4 luglio 2019

Fatture inesistenti, sequestro e confisca: la responsabilità penale dell’amministratore

Memory n. 132 del 04.07.2019 a cura di Riccardo Malvestiti

Con sent. Cass. n. 25061 del 05.06.2019 la Suprema Corte ha trattato un caso di particolare interesse, in occasione del quale i Giudici di Legittimità hanno accertato la responsabilità penale di un amministratore di una SRL in presenza di fatture per operazioni inesistenti che hanno determinato un profitto di reato tale da rendere valida la confisca dei beni della società. Con la sentenza in commento viene stabilito che la presentazione dell’istanza di ammissione al concordato preventivo, anche con richiesta di accesso alla “rottamazione” è inidonea a impedire il sequestro preventivo in assenza di provvedimenti di ammissione e omologazione. La mera proposizione di un’istanza di definizione (così come la proposta di concordato), in buona sostanza, riduce il sequestro solo se l’impegno al pagamento sia frutto di un accordo, espresso con le diverse forme previste dalla legge.

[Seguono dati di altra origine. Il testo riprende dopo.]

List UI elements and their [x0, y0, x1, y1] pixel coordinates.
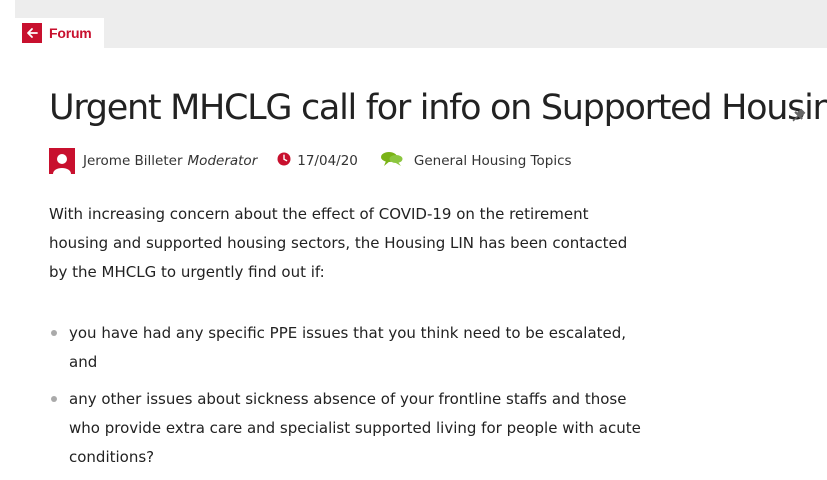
post-title: Urgent MHCLG call for info on Supported … — [49, 88, 827, 128]
list-item-text: you have had any specific PPE issues tha… — [69, 324, 627, 371]
post-bullet-list: you have had any specific PPE issues tha… — [49, 319, 649, 480]
back-to-forum-tab[interactable]: Forum — [15, 18, 104, 48]
list-item-text: any other issues about sickness absence … — [69, 390, 641, 466]
bullet-dot — [51, 330, 57, 336]
author-name[interactable]: Jerome Billeter — [83, 153, 183, 169]
list-item: you have had any specific PPE issues tha… — [49, 319, 649, 377]
post-meta: Jerome Billeter Moderator 17/04/20 Gener… — [49, 147, 572, 175]
list-item: any other issues about sickness absence … — [49, 385, 649, 472]
post-date: 17/04/20 — [297, 153, 358, 169]
bullet-dot — [51, 396, 57, 402]
clock-icon — [277, 152, 291, 170]
topic-category-link[interactable]: General Housing Topics — [414, 153, 572, 169]
author-role: Moderator — [187, 153, 258, 169]
post-intro: With increasing concern about the effect… — [49, 205, 628, 281]
avatar[interactable] — [49, 148, 75, 174]
chat-bubbles-icon — [380, 151, 404, 171]
back-tab-label: Forum — [49, 25, 92, 41]
pin-icon — [789, 107, 807, 125]
arrow-left-icon — [22, 23, 42, 43]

Con riferimento al sequestro, la Cassazione specifica che a nulla rileva il fatto che l’importo corrispondente all’IVA sia già stato sottoposto a sequestro ad un’altra società per utilizzazione delle fatture per operazioni inesistenti: le irregolarità fiscali possono essere accertate sia in capo a chi emette la fattura inesistente, sia in capo a chiunque le utilizzi (sia pure con riferimento a fattispecie di reato differenti). Il sequestro dell’importo corrispondente all’IVA evasa tramite utilizzo di fatture inesistenti (così come nel caso inverso) non vieta quindi il sequestro dell’importo corrispondente a chi ha emesso le fatture inesistenti. Ciò in quanto, ai sensi del DPR n. 633/72, se viene emessa fattura per operazioni inesistenti, ovvero se nella fattura i corrispettivi delle operazioni o le imposte relative sono indicate in misura superiore a quella reale, l’imposta è dovuta per l’intero ammontare indicato.